REVIEW TEST #1 STUDY GUIDE
- European rulers sponsored exploration to increase their wealth and power. France, Holland and England grew envious of Spain’s power and wealth and sought to establish their own colonies in the New World
- France, England and Holland were looking for a Northwest Passage – an all water route through North America to Asia
- The encounter between Europe and the Americas led to the Columbian Exchange. Europeans benefited from new foods and products. New plants and animal were introduced to the Americas. Millions of Native American Indians died from new diseases, such as smallpox and measles, unintentionally introduced into the Americas by Europeanexplores.
- The first permanent English colony was established at Jamestown in 1607.
- England established thirteen colonies along the Atlantic coast. These colonies were established for political, economic, religious and social reasons.
- The Mayflower Compact and the Fundamental Orders of Connecticut encouraged the growth of representative government in the colonies.
- Different patterns of life developed in three regions of the colonies, based on differences in geography, climate and economic activities
- In New England, a short growing season, cooler climates, rocky soil and an influx of Puritan settlers encouraged the development of small farms and the growth of shipbuilding, fishing, whaling and trade.
- In Middle Colonies had a greater ethnic and religious diversity than either New England or the Southern Colonies. Some of these colonies had once been under Dutch rule and were conquered by England in 1664. The Middle Colonies had fertile soil and grew cash crops such as gains.
- In the Southern Colonies, a long growing season and warmer climate, encouraged the development of large farms that often grew cash crops for sale to England. Along large rivers, plantations developed.
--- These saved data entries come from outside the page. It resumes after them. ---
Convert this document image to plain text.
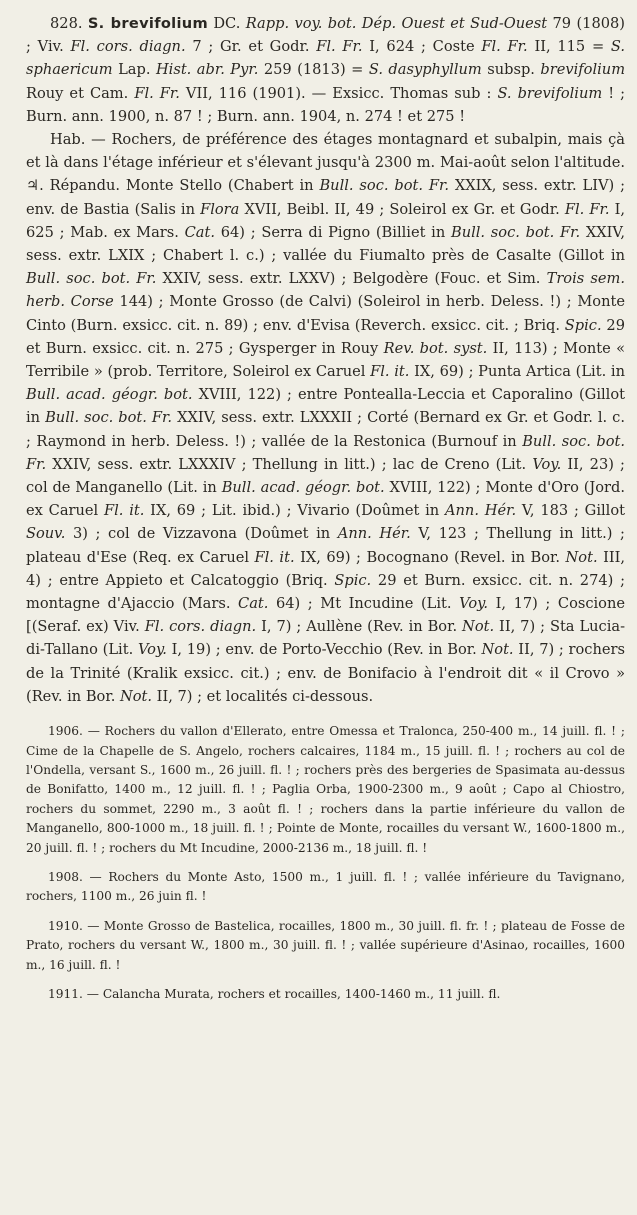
828. S. brevifolium DC. Rapp. voy. bot. Dép. Ouest et Sud-Ouest 79 (1808) ; Viv. Fl. cors. diagn. 7 ; Gr. et Godr. Fl. Fr. I, 624 ; Coste Fl. Fr. II, 115 = S. sphaericum Lap. Hist. abr. Pyr. 259 (1813) = S. dasyphyllum subsp. brevifolium Rouy et Cam. Fl. Fr. VII, 116 (1901). — Exsicc. Thomas sub : S. brevifolium ! ; Burn. ann. 1900, n. 87 ! ; Burn. ann. 1904, n. 274 ! et 275 !

Hab. — Rochers, de préférence des étages montagnard et subalpin, mais çà et là dans l'étage inférieur et s'élevant jusqu'à 2300 m. Mai-août selon l'altitude. ♃. Répandu. Monte Stello (Chabert in Bull. soc. bot. Fr. XXIX, sess. extr. LIV) ; env. de Bastia (Salis in Flora XVII, Beibl. II, 49 ; Soleirol ex Gr. et Godr. Fl. Fr. I, 625 ; Mab. ex Mars. Cat. 64) ; Serra di Pigno (Billiet in Bull. soc. bot. Fr. XXIV, sess. extr. LXIX ; Chabert l. c.) ; vallée du Fiumalto près de Casalte (Gillot in Bull. soc. bot. Fr. XXIV, sess. extr. LXXV) ; Belgodère (Fouc. et Sim. Trois sem. herb. Corse 144) ; Monte Grosso (de Calvi) (Soleirol in herb. Deless. !) ; Monte Cinto (Burn. exsicc. cit. n. 89) ; env. d'Evisa (Reverch. exsicc. cit. ; Briq. Spic. 29 et Burn. exsicc. cit. n. 275 ; Gysperger in Rouy Rev. bot. syst. II, 113) ; Monte « Terribile » (prob. Territore, Soleirol ex Caruel Fl. it. IX, 69) ; Punta Artica (Lit. in Bull. acad. géogr. bot. XVIII, 122) ; entre Pontealla-Leccia et Caporalino (Gillot in Bull. soc. bot. Fr. XXIV, sess. extr. LXXXII ; Corté (Bernard ex Gr. et Godr. l. c. ; Raymond in herb. Deless. !) ; vallée de la Restonica (Burnouf in Bull. soc. bot. Fr. XXIV, sess. extr. LXXXIV ; Thellung in litt.) ; lac de Creno (Lit. Voy. II, 23) ; col de Manganello (Lit. in Bull. acad. géogr. bot. XVIII, 122) ; Monte d'Oro (Jord. ex Caruel Fl. it. IX, 69 ; Lit. ibid.) ; Vivario (Doûmet in Ann. Hér. V, 183 ; Gillot Souv. 3) ; col de Vizzavona (Doûmet in Ann. Hér. V, 123 ; Thellung in litt.) ; plateau d'Ese (Req. ex Caruel Fl. it. IX, 69) ; Bocognano (Revel. in Bor. Not. III, 4) ; entre Appieto et Calcatoggio (Briq. Spic. 29 et Burn. exsicc. cit. n. 274) ; montagne d'Ajaccio (Mars. Cat. 64) ; Mt Incudine (Lit. Voy. I, 17) ; Coscione [(Seraf. ex) Viv. Fl. cors. diagn. I, 7) ; Aullène (Rev. in Bor. Not. II, 7) ; Sta Lucia-di-Tallano (Lit. Voy. I, 19) ; env. de Porto-Vecchio (Rev. in Bor. Not. II, 7) ; rochers de la Trinité (Kralik exsicc. cit.) ; env. de Bonifacio à l'endroit dit « il Crovo » (Rev. in Bor. Not. II, 7) ; et localités ci-dessous.

1906. — Rochers du vallon d'Ellerato, entre Omessa et Tralonca, 250-400 m., 14 juill. fl. ! ; Cime de la Chapelle de S. Angelo, rochers calcaires, 1184 m., 15 juill. fl. ! ; rochers au col de l'Ondella, versant S., 1600 m., 26 juill. fl. ! ; rochers près des bergeries de Spasimata au-dessus de Bonifatto, 1400 m., 12 juill. fl. ! ; Paglia Orba, 1900-2300 m., 9 août ; Capo al Chiostro, rochers du sommet, 2290 m., 3 août fl. ! ; rochers dans la partie inférieure du vallon de Manganello, 800-1000 m., 18 juill. fl. ! ; Pointe de Monte, rocailles du versant W., 1600-1800 m., 20 juill. fl. ! ; rochers du Mt Incudine, 2000-2136 m., 18 juill. fl. !

1908. — Rochers du Monte Asto, 1500 m., 1 juill. fl. ! ; vallée inférieure du Tavignano, rochers, 1100 m., 26 juin fl. !

1910. — Monte Grosso de Bastelica, rocailles, 1800 m., 30 juill. fl. fr. ! ; plateau de Fosse de Prato, rochers du versant W., 1800 m., 30 juill. fl. ! ; vallée supérieure d'Asinao, rocailles, 1600 m., 16 juill. fl. !

1911. — Calancha Murata, rochers et rocailles, 1400-1460 m., 11 juill. fl.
- Part of the Southern Colonies’ economy was based on slave labor. Slaves grew labor intensive crops like tobacco, rice and indigo. They were taken by force from Africa and faced the horrific Middle Passage journeyacross the Atlantic.
- The colonies benefited from traditions of political liberty and representative government inherited from England. English subjects gained important rights in the Magna Carta (1215), the English Bill of Rights (1689). To these rights, the colonists added their own institutions of representative government in the Virginia House of Burgesses (1619), the Mayflower Compact (1620), New England town meetings, and the Fundamental Orders of Connecticut (1639).
- Religion played an important role in colonial life. Pilgrims and Puritans first came for religious reasons. Other colonies were also established as homes for England’s unpopular religious groups – Quakers went to Pennsylvania and Catholics to Maryland.
- Roger Williams left Puritan Massachusetts and established the principle of religious tolerance and separation of church and state in Rhode Island. Anne Hutchinson also left Massachusetts for religious reasons and went to Rhode Island.
- During the First Great Awakening, preachers like Jonathan Edwards and George Whitefield preached to large crowds, stirring religious feelings.
- Mercantilism was the policy of using colonies to bring wealth to the “Mother Country”. Mercantilism stressed the idea that the colonists should sell cash crops to the Mother Country so the Mother Country could manufacture goods with the raw materials. Laws were put in place to ensure the mercantilism idea worked.
- Colonists brought sugar from the West Indies, turned it into rum in the colonies, shipped the rum to England and Africa, and obtained manufactured goods from England and slaves from Africa. This exchange across the Atlantic is referred to as Triangular Trades.
- The Enlightenment was a movement that began in Europe and stressed that science and reason were ways to understand the world and make society better.